Monday, June 7, 2010

Weekend Dive and Focus in Freediving and Spearfishing

I took out my new boat for a decent run. It went well but there is a bit of a splutter at high revs. Wind was up more than forecasted but Mark and I assumed it would drop as it most often does when forecasted from the north or northwest. I guessed it would glass-out later and was correct.

I got my first jelly fish sting. We were diving on a deeper reef and on the descent through the water column there were the odd jelly fish - small - about 4 inches across the dome but some had long tentacles of up to perhaps a meter. They were a light pink to lilac colour.
We were drift-diving as the current was fresh. After a few dives Mark had a go and then when I got back in the jellyfish density was way up. I would see at least 20-30 on every dive - there was a thermocline at about 12-15 m from the surface dropping from 16 to 14 deg - there were no jellyfish in the colder water. I was doing zig zag ascents and descents through the perceived obstacle course. After one dive I surfaced with a tentacle on my lip - it stung - only about 20% of a blue bottles' venomous blast, but enough to make me avoid them with greater intent on subsequent downs.

On a few descents I thought about the post I made last week on one's focus during apnea and my focus. I keep it pretty passive on the spearfishing dives but not so focused that I turn down my senses - that would be risky as I may crash into the reef or not see the sand tigre approaching.

In shallow water I will focus much less on what I do to conserve energy as it is more expendable due to the lessened risk of blackout. In the deep dives I will increasing switch off (reduce thought and active looking around) as far as possible - the main risk as I see it being collisions with the bottom especially in poor viz.

Yesterday for instance, the viz was good down to about 22 m then it dropped to about 4-5 m. The reef is jagged an drops from 23 to 35 m. Switching off mentally and tucking in my chin (i.e. looking sideways instead of down)would be risky in the dirtier water below. So if I know the reef well I could set a depth alarm on my watch to say 18 m and during the first 18 m I can shut down mentally and tuck in my chin, but beyond that (after my alarm goes off) I best "wake up". Assuming I mitigated the collision risk I still risk missing big fish (or sharks) higher up by switching off. So it's a trade off. If I am very fit the extent to which I must switch off reduces.

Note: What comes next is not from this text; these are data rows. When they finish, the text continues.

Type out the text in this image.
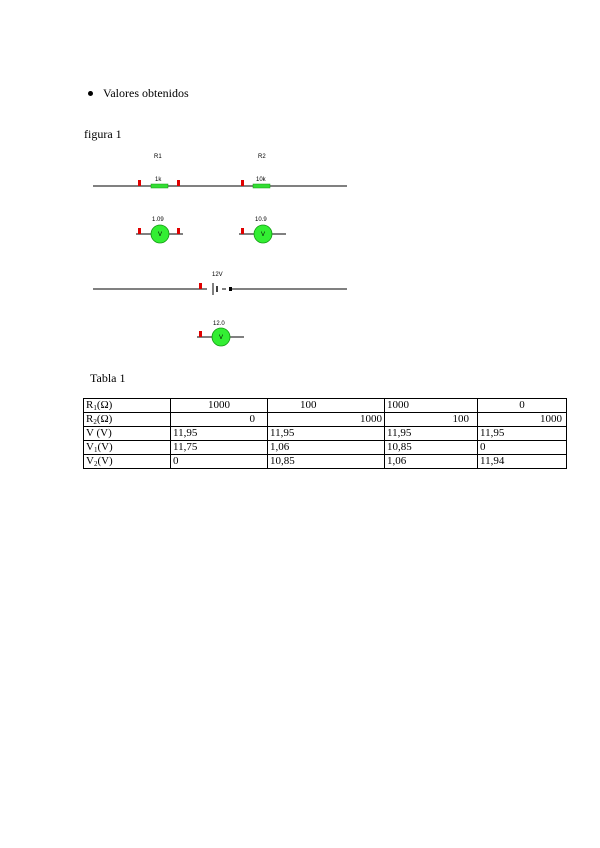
Valores obtenidos
figura 1
R1
1k
R2
10k
1.09
V
10.9
V
12V
12.0
V
Tabla 1
$R_1(\Omega)$	1000	100	1000	0
$R_2(\Omega)$	0	1000	100	1000
V (V)	11,95	11,95	11,95	11,95
$V_1(V)$	11,75	1,06	10,85	0
$V_2(V)$	0	10,85	1,06	11,94
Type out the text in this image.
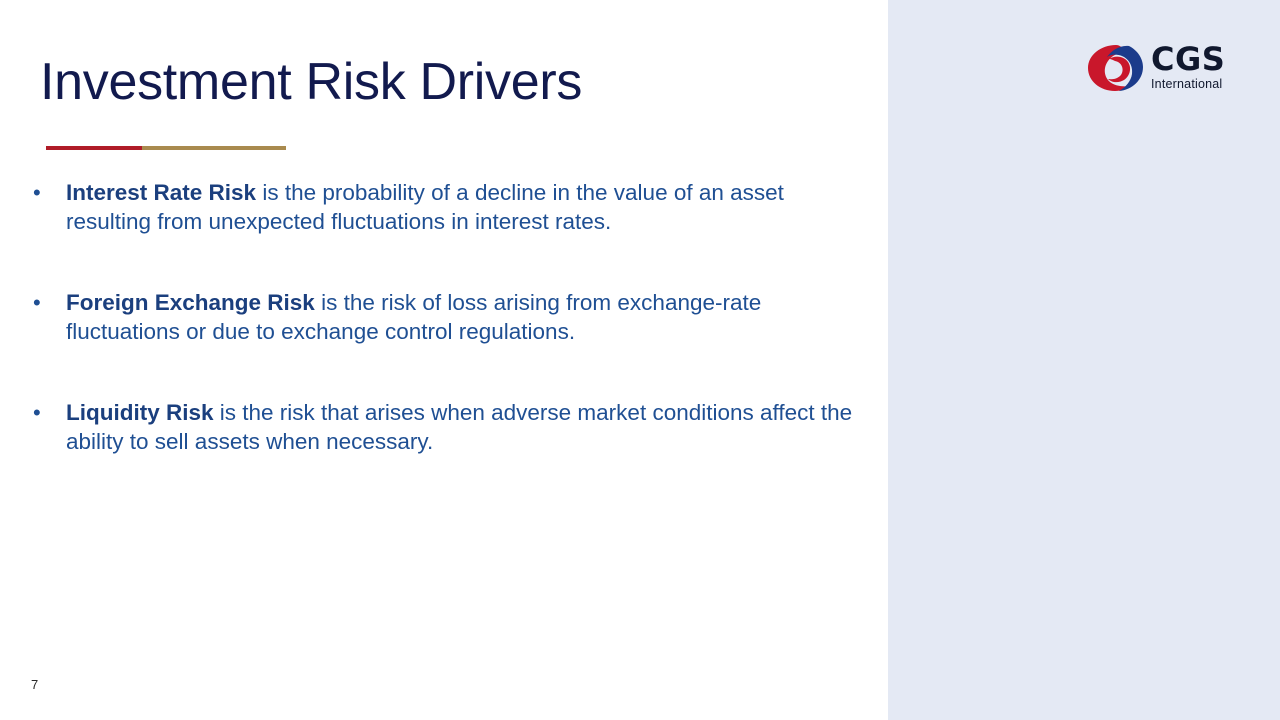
CGS
International
Investment Risk Drivers
•	Interest Rate Risk is the probability of a decline in the value of an asset resulting from unexpected fluctuations in interest rates.
•	Foreign Exchange Risk is the risk of loss arising from exchange-rate fluctuations or due to exchange control regulations.
•	Liquidity Risk is the risk that arises when adverse market conditions affect the ability to sell assets when necessary.
7
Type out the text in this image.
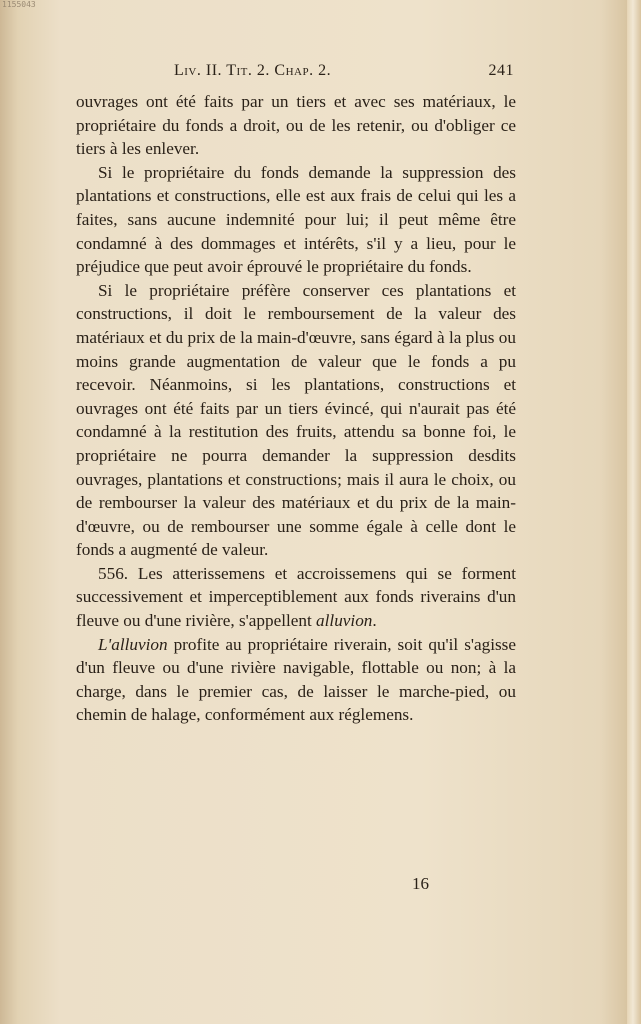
1155043
Liv. II. Tit. 2. Chap. 2.	241

ouvrages ont été faits par un tiers et avec ses matériaux, le propriétaire du fonds a droit, ou de les retenir, ou d'obliger ce tiers à les enlever.

Si le propriétaire du fonds demande la suppression des plantations et constructions, elle est aux frais de celui qui les a faites, sans aucune indemnité pour lui; il peut même être condamné à des dommages et intérêts, s'il y a lieu, pour le préjudice que peut avoir éprouvé le propriétaire du fonds.

Si le propriétaire préfère conserver ces plantations et constructions, il doit le remboursement de la valeur des matériaux et du prix de la main-d'œuvre, sans égard à la plus ou moins grande augmentation de valeur que le fonds a pu recevoir. Néanmoins, si les plantations, constructions et ouvrages ont été faits par un tiers évincé, qui n'aurait pas été condamné à la restitution des fruits, attendu sa bonne foi, le propriétaire ne pourra demander la suppression desdits ouvrages, plantations et constructions; mais il aura le choix, ou de rembourser la valeur des matériaux et du prix de la main-d'œuvre, ou de rembourser une somme égale à celle dont le fonds a augmenté de valeur.

556. Les atterissemens et accroissemens qui se forment successivement et imperceptiblement aux fonds riverains d'un fleuve ou d'une rivière, s'appellent alluvion.

L'alluvion profite au propriétaire riverain, soit qu'il s'agisse d'un fleuve ou d'une rivière navigable, flottable ou non; à la charge, dans le premier cas, de laisser le marche-pied, ou chemin de halage, conformément aux réglemens.

16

What about focus in a safe environment - where collisions are unlikely or where I want to push my breath?
I have tried various actions with varying degrees of success. If seeking a fish, closing my eyes is not an option - I rather focus onto an object near but in the plane where I expect to see a fish. This way the fishes motion triggers a "snap out of it" response and I begin to take actions to get the fish. The shut eye thing works too though - also a partial upward squint focus of my eyes - mediatitve technique - has also be successfull for me. Be sire to have competent back-up in experimenting with new techniques.

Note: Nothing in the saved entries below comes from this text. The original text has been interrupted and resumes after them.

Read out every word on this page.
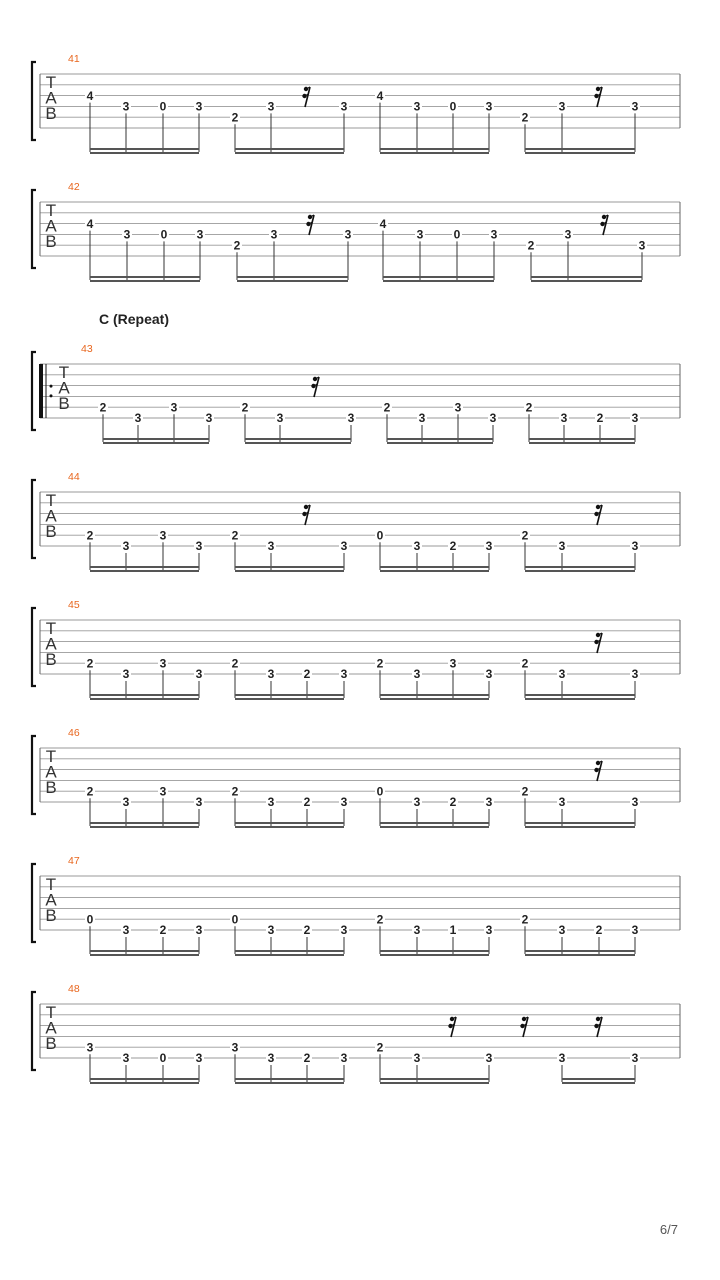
T
A
B
41
4
3	0 3
2
3	3
4
3 0 3
2
3	3
T
A
B
42
4
3	0 3
2
3	3
4
3	0	3
2
3
3
T
A
B
43
2
3
3
3
2
3	3
2
3
3
3
2
3 2 3
T
A
B
44
2
3
3
3
2
3	3
0
3 2 3
2
3	3
T
A
B
45
2
3
3
3
2
3 2	3
2
3
3
3
2
3	3
T
A
B
46
2
3
3
3
2
3 2	3
0
3 2 3
2
3	3
T
A
B
47
0
3	2 3
0
3 2	3
2
3 1 3
2
3	2 3
T
A
B
48
3
3	0 3
3
3 2	3
2
3	3	3	3
C (Repeat)
6/7
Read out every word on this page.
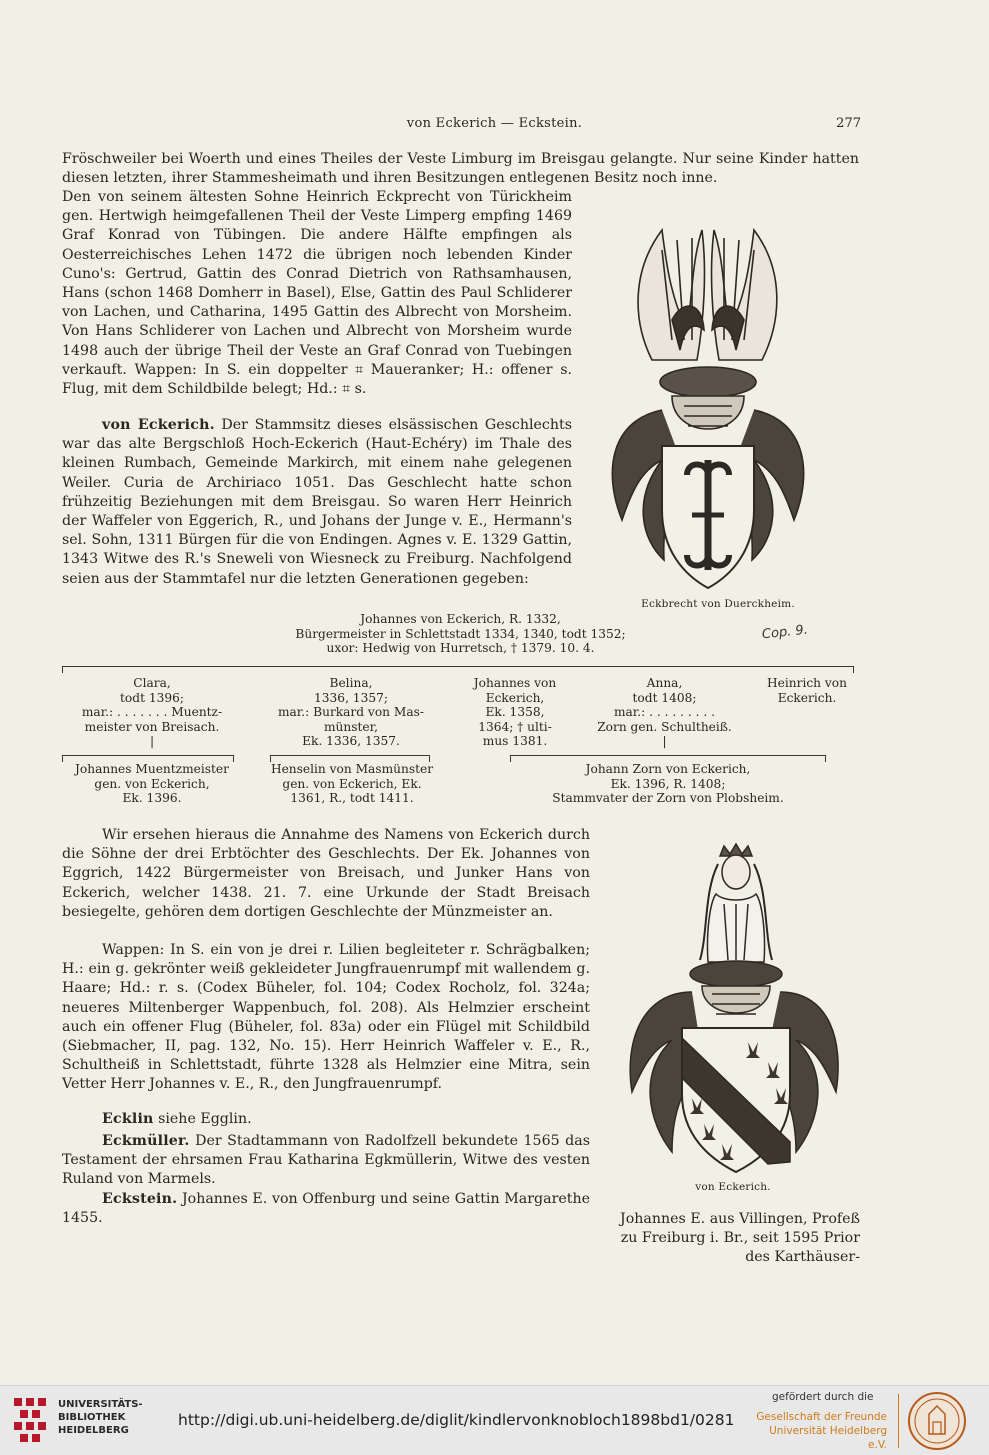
von Eckerich — Eckstein.	277

Fröschweiler bei Woerth und eines Theiles der Veste Limburg im Breisgau gelangte. Nur seine Kinder hatten diesen letzten, ihrer Stammesheimath und ihren Besitzungen entlegenen Besitz noch inne.

Den von seinem ältesten Sohne Heinrich Eckprecht von Türickheim gen. Hertwigh heimgefallenen Theil der Veste Limperg empfing 1469 Graf Konrad von Tübingen. Die andere Hälfte empfingen als Oesterreichisches Lehen 1472 die übrigen noch lebenden Kinder Cuno's: Gertrud, Gattin des Conrad Dietrich von Rathsamhausen, Hans (schon 1468 Domherr in Basel), Else, Gattin des Paul Schliderer von Lachen, und Catharina, 1495 Gattin des Albrecht von Morsheim. Von Hans Schliderer von Lachen und Albrecht von Morsheim wurde 1498 auch der übrige Theil der Veste an Graf Conrad von Tuebingen verkauft. Wappen: In S. ein doppelter ⌗ Maueranker; H.: offener s. Flug, mit dem Schildbilde belegt; Hd.: ⌗ s.

von Eckerich. Der Stammsitz dieses elsässischen Geschlechts war das alte Bergschloß Hoch-Eckerich (Haut-Echéry) im Thale des kleinen Rumbach, Gemeinde Markirch, mit einem nahe gelegenen Weiler. Curia de Archiriaco 1051. Das Geschlecht hatte schon frühzeitig Beziehungen mit dem Breisgau. So waren Herr Heinrich der Waffeler von Eggerich, R., und Johans der Junge v. E., Hermann's sel. Sohn, 1311 Bürgen für die von Endingen. Agnes v. E. 1329 Gattin, 1343 Witwe des R.'s Sneweli von Wiesneck zu Freiburg. Nachfolgend seien aus der Stammtafel nur die letzten Generationen gegeben:

Eckbrecht von Duerckheim.
Johannes von Eckerich, R. 1332,
Bürgermeister in Schlettstadt 1334, 1340, todt 1352;
uxor: Hedwig von Hurretsch, † 1379. 10. 4.
Cop. 9.
Clara,
todt 1396;
mar.: . . . . . . . Muentz-
meister von Breisach.
|
Belina,
1336, 1357;
mar.: Burkard von Mas-
münster,
Ek. 1336, 1357.
Johannes von
Eckerich,
Ek. 1358,
1364; † ulti-
mus 1381.
Anna,
todt 1408;
mar.: . . . . . . . . .
Zorn gen. Schultheiß.
|
Heinrich von
Eckerich.
Johannes Muentzmeister
gen. von Eckerich,
Ek. 1396.
Henselin von Masmünster
gen. von Eckerich, Ek.
1361, R., todt 1411.
Johann Zorn von Eckerich,
Ek. 1396, R. 1408;
Stammvater der Zorn von Plobsheim.

Wir ersehen hieraus die Annahme des Namens von Eckerich durch die Söhne der drei Erbtöchter des Geschlechts. Der Ek. Johannes von Eggrich, 1422 Bürgermeister von Breisach, und Junker Hans von Eckerich, welcher 1438. 21. 7. eine Urkunde der Stadt Breisach besiegelte, gehören dem dortigen Geschlechte der Münzmeister an.

Wappen: In S. ein von je drei r. Lilien begleiteter r. Schrägbalken; H.: ein g. gekrönter weiß gekleideter Jungfrauenrumpf mit wallendem g. Haare; Hd.: r. s. (Codex Büheler, fol. 104; Codex Rocholz, fol. 324a; neueres Miltenberger Wappenbuch, fol. 208). Als Helmzier erscheint auch ein offener Flug (Büheler, fol. 83a) oder ein Flügel mit Schildbild (Siebmacher, II, pag. 132, No. 15). Herr Heinrich Waffeler v. E., R., Schultheiß in Schlettstadt, führte 1328 als Helmzier eine Mitra, sein Vetter Herr Johannes v. E., R., den Jungfrauenrumpf.

Ecklin siehe Egglin.

Eckmüller. Der Stadtammann von Radolfzell bekundete 1565 das Testament der ehrsamen Frau Katharina Egkmüllerin, Witwe des vesten Ruland von Marmels.

Eckstein. Johannes E. von Offenburg und seine Gattin Margarethe 1455.	Johannes E. aus Villingen, Profeß zu Freiburg i. Br., seit 1595 Prior des Karthäuser-

von Eckerich.
UNIVERSITÄTS-
BIBLIOTHEK
HEIDELBERG
http://digi.ub.uni-heidelberg.de/diglit/kindlervonknobloch1898bd1/0281
gefördert durch die
Gesellschaft der Freunde
Universität Heidelberg e.V.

Jaques Mayol was known for his application of meditation before a dive. This meditation would no doubt max out his focus enabling him to reach his formerly amazing 105 m dive. In my prior post I wrote of how doing math was studied during apnea and it interfered with the heart rate reduction(bradycardia) which is a key aspect of the dive response. I doubt Jaques Mayol would have been doing any more reasoning than necessary on his deep dives. If I seek to push my breathhold I prefer focus outside my body on some object or point in space.

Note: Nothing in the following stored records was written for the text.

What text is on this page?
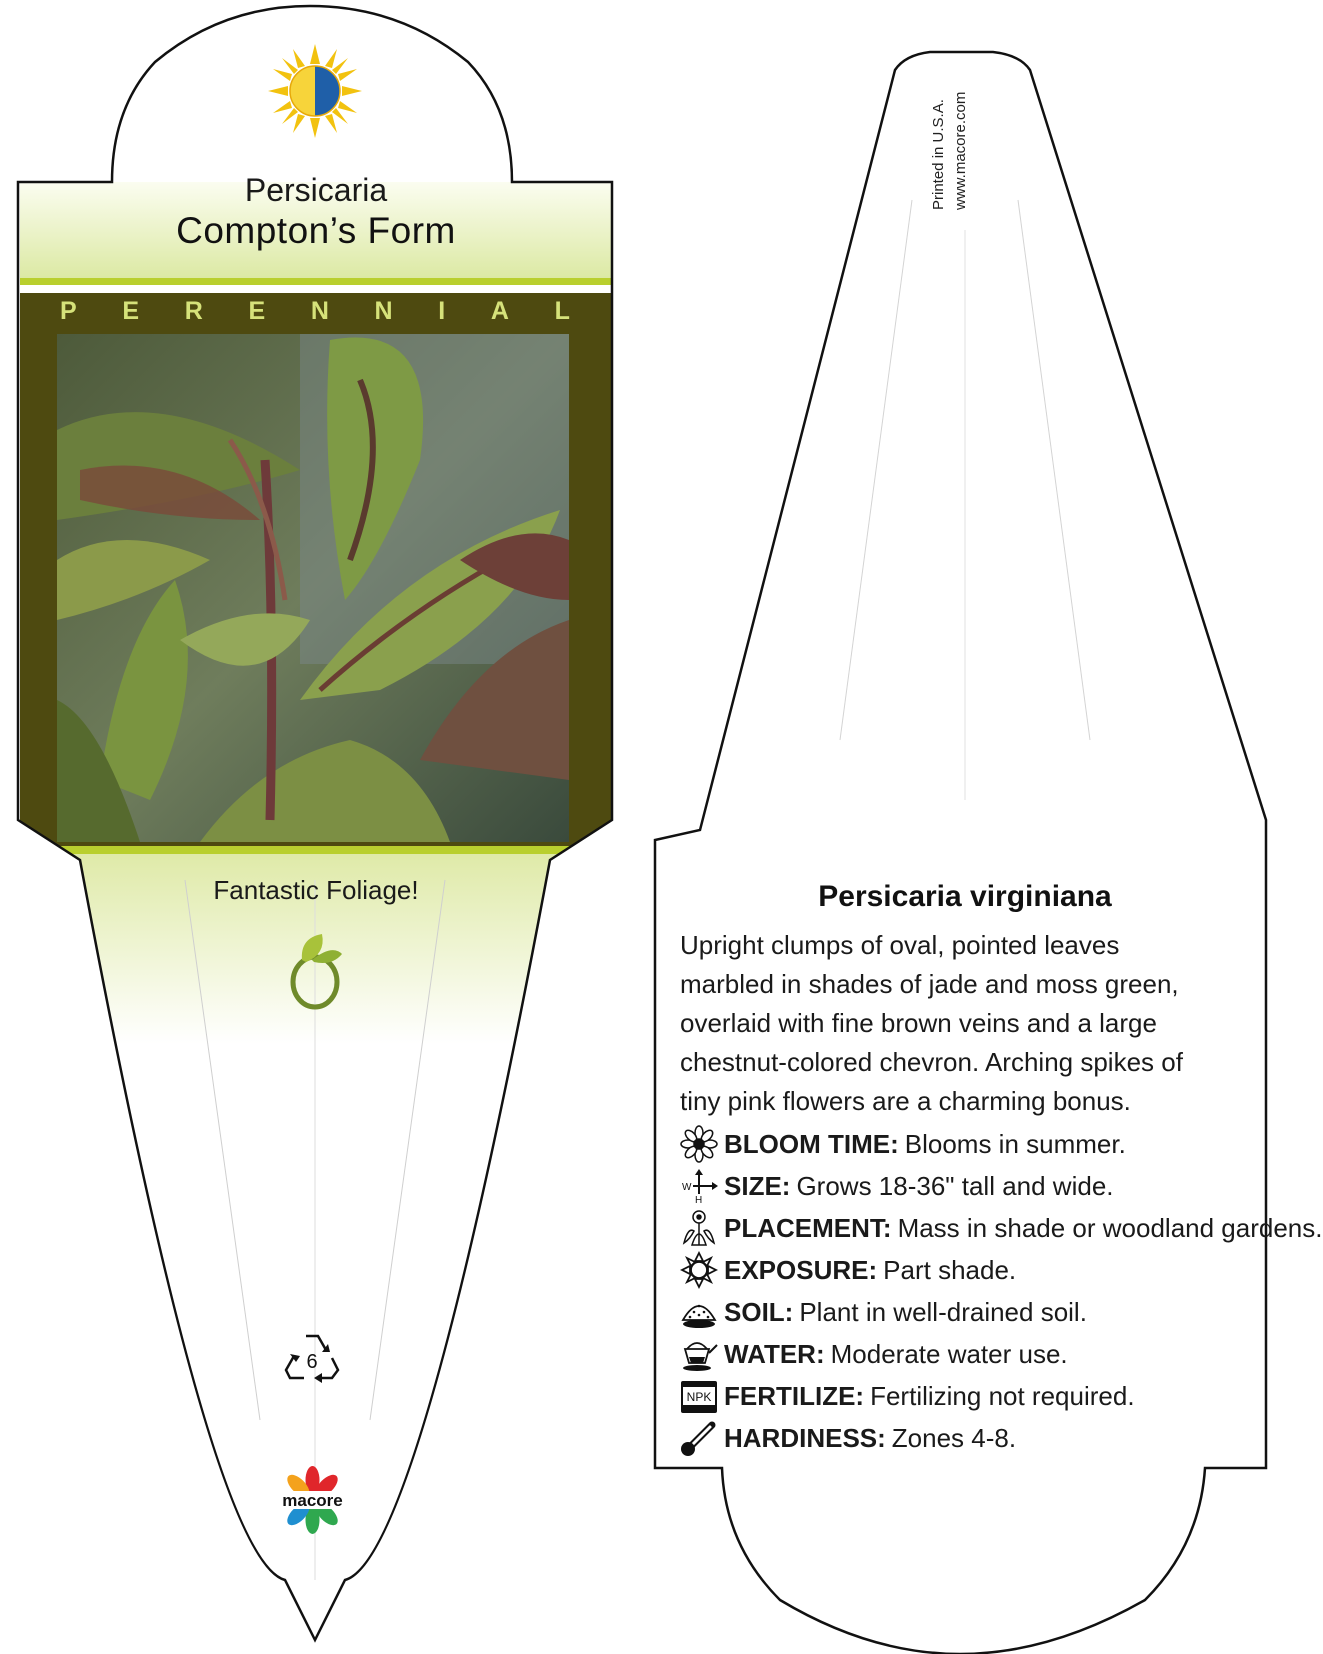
Persicaria
Compton’s Form
P E R E N N I A L
Fantastic Foliage!
6
macore
Printed in U.S.A. www.macore.com
Persicaria virginiana
Upright clumps of oval, pointed leaves marbled in shades of jade and moss green, overlaid with fine brown veins and a large chestnut-colored chevron. Arching spikes of tiny pink flowers are a charming bonus.
BLOOM TIME: Blooms in summer.
W
H SIZE: Grows 18-36" tall and wide.
PLACEMENT: Mass in shade or woodland gardens.
EXPOSURE: Part shade.
SOIL: Plant in well-drained soil.
WATER: Moderate water use.
NPK FERTILIZE: Fertilizing not required.
HARDINESS: Zones 4-8.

For safety it is important to train thoroughly and incrementally so that most of your actions are burnt into your subconscious rather than you having to think about them lest you loose focus and experience a rising heart rate with its counter-apnea effect. We prefer a low heart rate - meditation does this - try it and check your pulse before and after.

This last weekend I obtained a few more journal articles and had some great reading and even tried a few experiments. More to come about those over the next month or so. I plan to rope my kids into some of these experiments too and see what we can learn.